Identity
The Problem
When multiple developers run changes against the same database, you need to know who did what. But identity isn't just about audit trails. In a team environment, you also need to share sensitive configs securely between machines.
noorm solves both problems with a dual identity system: a simple audit identity for tracking, and a cryptographic identity for secure sharing.
Audit Identity
Every database operation records who performed it. This identity comes from multiple sources, checked in order:
| Priority | Source | When Used |
|---|---|---|
| 1 | Config override | identity field in config (for bots/services) |
| 2 | Crypto identity | If set up in state (normal user) |
| 3 | Environment | NOORM_IDENTITY env var (CI pipelines) |
| 4 | Git config | git config user.name / user.email |
| 5 | System | OS username |
The resolver tries each source until it finds a valid name. This means zero configuration for most users—git config "just works."

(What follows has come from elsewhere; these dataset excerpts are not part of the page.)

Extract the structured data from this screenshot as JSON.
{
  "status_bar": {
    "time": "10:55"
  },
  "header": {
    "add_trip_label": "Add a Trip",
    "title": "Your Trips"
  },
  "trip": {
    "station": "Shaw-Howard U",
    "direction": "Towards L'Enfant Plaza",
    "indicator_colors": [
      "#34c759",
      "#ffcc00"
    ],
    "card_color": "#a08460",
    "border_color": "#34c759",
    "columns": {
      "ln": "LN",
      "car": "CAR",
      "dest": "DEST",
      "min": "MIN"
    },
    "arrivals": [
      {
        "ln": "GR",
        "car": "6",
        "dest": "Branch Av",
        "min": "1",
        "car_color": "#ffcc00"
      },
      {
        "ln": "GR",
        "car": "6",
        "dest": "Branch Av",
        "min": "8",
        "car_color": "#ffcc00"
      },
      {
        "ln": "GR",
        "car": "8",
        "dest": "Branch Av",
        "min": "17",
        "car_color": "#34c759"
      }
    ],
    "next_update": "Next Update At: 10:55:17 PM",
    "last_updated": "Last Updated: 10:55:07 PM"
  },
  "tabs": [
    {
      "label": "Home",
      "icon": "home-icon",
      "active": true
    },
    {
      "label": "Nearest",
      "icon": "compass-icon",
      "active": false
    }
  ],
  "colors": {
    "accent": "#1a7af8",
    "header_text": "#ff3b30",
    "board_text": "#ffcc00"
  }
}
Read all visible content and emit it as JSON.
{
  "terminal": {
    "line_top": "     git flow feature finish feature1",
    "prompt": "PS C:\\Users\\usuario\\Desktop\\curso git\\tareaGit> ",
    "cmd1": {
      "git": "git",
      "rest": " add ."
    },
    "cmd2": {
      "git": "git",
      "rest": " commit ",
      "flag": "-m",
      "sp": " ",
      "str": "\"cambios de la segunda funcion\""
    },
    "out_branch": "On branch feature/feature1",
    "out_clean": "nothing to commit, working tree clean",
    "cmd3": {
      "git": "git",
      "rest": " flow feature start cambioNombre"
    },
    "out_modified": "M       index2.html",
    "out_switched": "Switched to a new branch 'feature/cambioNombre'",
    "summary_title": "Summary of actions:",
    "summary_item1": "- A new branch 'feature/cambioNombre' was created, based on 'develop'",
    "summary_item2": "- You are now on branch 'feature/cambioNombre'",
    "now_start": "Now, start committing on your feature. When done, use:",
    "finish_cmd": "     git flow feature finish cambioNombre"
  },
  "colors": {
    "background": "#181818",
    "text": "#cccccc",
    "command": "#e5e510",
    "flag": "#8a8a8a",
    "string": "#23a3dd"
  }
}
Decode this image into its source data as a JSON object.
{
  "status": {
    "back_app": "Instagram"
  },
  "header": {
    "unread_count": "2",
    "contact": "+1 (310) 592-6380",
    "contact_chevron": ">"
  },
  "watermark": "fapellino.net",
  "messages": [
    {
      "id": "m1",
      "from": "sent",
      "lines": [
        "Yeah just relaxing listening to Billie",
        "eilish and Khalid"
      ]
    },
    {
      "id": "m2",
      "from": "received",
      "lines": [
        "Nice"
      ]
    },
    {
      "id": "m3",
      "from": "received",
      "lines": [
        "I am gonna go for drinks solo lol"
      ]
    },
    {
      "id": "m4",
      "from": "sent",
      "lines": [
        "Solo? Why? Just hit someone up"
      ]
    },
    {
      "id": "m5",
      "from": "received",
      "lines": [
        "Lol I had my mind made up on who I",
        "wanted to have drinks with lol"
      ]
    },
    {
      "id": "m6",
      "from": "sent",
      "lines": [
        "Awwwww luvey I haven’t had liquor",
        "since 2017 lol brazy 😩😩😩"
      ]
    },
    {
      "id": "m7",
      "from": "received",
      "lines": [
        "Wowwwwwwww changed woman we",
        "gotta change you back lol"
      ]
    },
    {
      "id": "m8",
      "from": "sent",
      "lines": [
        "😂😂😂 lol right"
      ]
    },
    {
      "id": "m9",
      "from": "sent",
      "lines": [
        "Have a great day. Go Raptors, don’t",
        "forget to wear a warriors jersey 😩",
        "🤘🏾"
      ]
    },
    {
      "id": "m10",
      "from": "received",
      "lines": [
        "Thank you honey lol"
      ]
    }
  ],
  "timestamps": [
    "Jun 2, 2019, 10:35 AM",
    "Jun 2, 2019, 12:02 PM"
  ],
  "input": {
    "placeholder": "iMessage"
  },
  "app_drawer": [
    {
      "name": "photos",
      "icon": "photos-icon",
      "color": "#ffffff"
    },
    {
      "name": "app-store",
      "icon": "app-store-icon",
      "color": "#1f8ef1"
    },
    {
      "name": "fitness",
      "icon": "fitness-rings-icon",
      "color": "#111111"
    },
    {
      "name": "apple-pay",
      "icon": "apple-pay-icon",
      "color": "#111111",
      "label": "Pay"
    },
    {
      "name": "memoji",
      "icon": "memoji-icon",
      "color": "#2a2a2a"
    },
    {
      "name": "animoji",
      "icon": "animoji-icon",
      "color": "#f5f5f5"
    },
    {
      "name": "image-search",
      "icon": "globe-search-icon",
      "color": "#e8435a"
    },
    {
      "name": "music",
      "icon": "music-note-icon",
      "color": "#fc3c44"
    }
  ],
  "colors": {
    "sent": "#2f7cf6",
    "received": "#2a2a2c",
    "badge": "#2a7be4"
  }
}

import { resolveIdentity } from './core/identity'
// Note: resolveIdentity is synchronous
const identity = resolveIdentity()
// { name: 'Alice', email: 'alice@example.com', source: 'git' }Override it when you need a different identity for specific configs:
const config = {
name: 'ci-runner',
identity: 'github-actions',
// ...
}Cryptographic Identity
Audit identity tells you who. Cryptographic identity proves it and enables secure sharing.
When you first run noorm, it generates an X25519 keypair stored globally at ~/.noorm/:
~/.noorm/
├── identity.key # Private key (mode 600, never shared)
├── identity.pub # Public key (mode 644, shareable)
└── identity.json # Metadata (name, email, machine, os)Important: Identity is always global, never per-project. A developer's identity is the same across all noorm projects on their machine. The encrypted state file (.noorm/state.enc) stores configs and secrets, but identity lives at the user level.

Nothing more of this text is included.